Nach Meinung der meisten Bundesbürger liegt die Verantwortung für den Schutz persönlicher Daten in erster Linie bei jedem Einzelnen selbst: 70 Prozent der Deutschen vertreten diese Ansicht. Die Meinung, dass der Schutz persönlicher Daten vorrangig Aufgabe des Gesetzgebers sei, vertreten 17 Prozent der Deutschen.  Weitere sieben Prozent der Bundesbürger sehen in Sachen Datenschutz und Datensicherheit an erster Stelle den jeweiligen Anbieter, der von Verbrauchern Daten abfragt, in der Pflicht. Aus Sicht von drei Prozent der Deutschen obliegt der Schutz persönlicher Daten zu allererst den Datenschutzbehörden, für drei Prozent  sind hier vor allem Verbraucherschutzeinrichtungen gefordert.
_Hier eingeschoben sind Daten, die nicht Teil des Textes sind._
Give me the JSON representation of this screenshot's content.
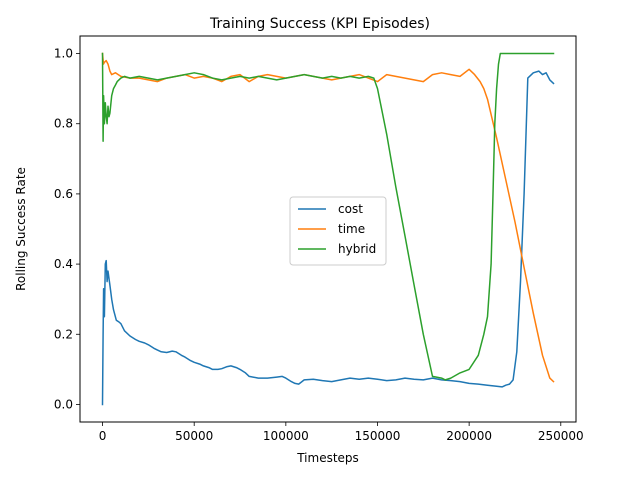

Das ergab jetzt eine bevölkerungsrepräsentative Studie, die die TNS Emnid Medien- und Sozialforschung zum Internationalen Tag des Datenschutzes (28. Januar) im Auftrag des Bonusprogramm-Anbieters Payback erhoben hat.

Mehr als drei Viertel sorgen sich um Datenschutz in Social Media

Am größten sind die Bedenken bei der Herausgabe persönlicher Daten bei Gewinnspielen: Mehr als acht von zehn Verbrauchern (82%) begegnen Datenabfragen hier mit großer Skepsis. Ähnlich gering ist das Vertrauen in Sachen Datenschutz sozialen Medien gegenüber. Sie stufen 78 Prozent der Bundesbürger in diesem Punkt als wenig vertrauenswürdig ein. Ein Ergebnis, das angesichts der Offenheit von vielen Deutschen das eigene Privatleben betreffend in Facebook, Google plus & Co. ein wenig überrascht. Bei Krankenkassen, Versicherern und Banken haben weniger Verbraucher mit der Preisgabe persönliche Daten ein Problem.

Besonders ungern wird die Bankverbindung herausgegeben: Laut Studie haben 83 Prozent der Deutschen hiermit ein Problem. Äußerst kritisch wird auch die Herausgabe persönliche Fotos. Hier haben mit einem Anteil von 77 Prozent sogar noch mehr Verbraucher Bedenken als bei der Übermittlung von Krankblättern beziehungsweise der persönlichen Krankheitshistorie (73%). „Weniger sensibel werden hingegen Vor- und Nachname, die Angabe des Geburtsdatums sowie Einkaufsdaten erachtet“, so TNS Emnid.

Große Unsicherheit herrscht Datenschutzaspekte betreffend beim Gros der Deutschen vor allem in der digitalen Welt. So gaben knapp 60 Prozent der Deutschen an, sich der „Offline-Welt“ in Sachen Datenschutz am sichersten zu fühlen. Am größten ist die Sorge um die Sicherheit der persönlichen Daten bei der mobilen Nutzung des Internets: Nach eigener Auskunft haben aktuell nur fünf Prozent der Deutschen beim Empfangen und Versenden von Daten über das Smartphone oder Handy ein gutes Gefühl.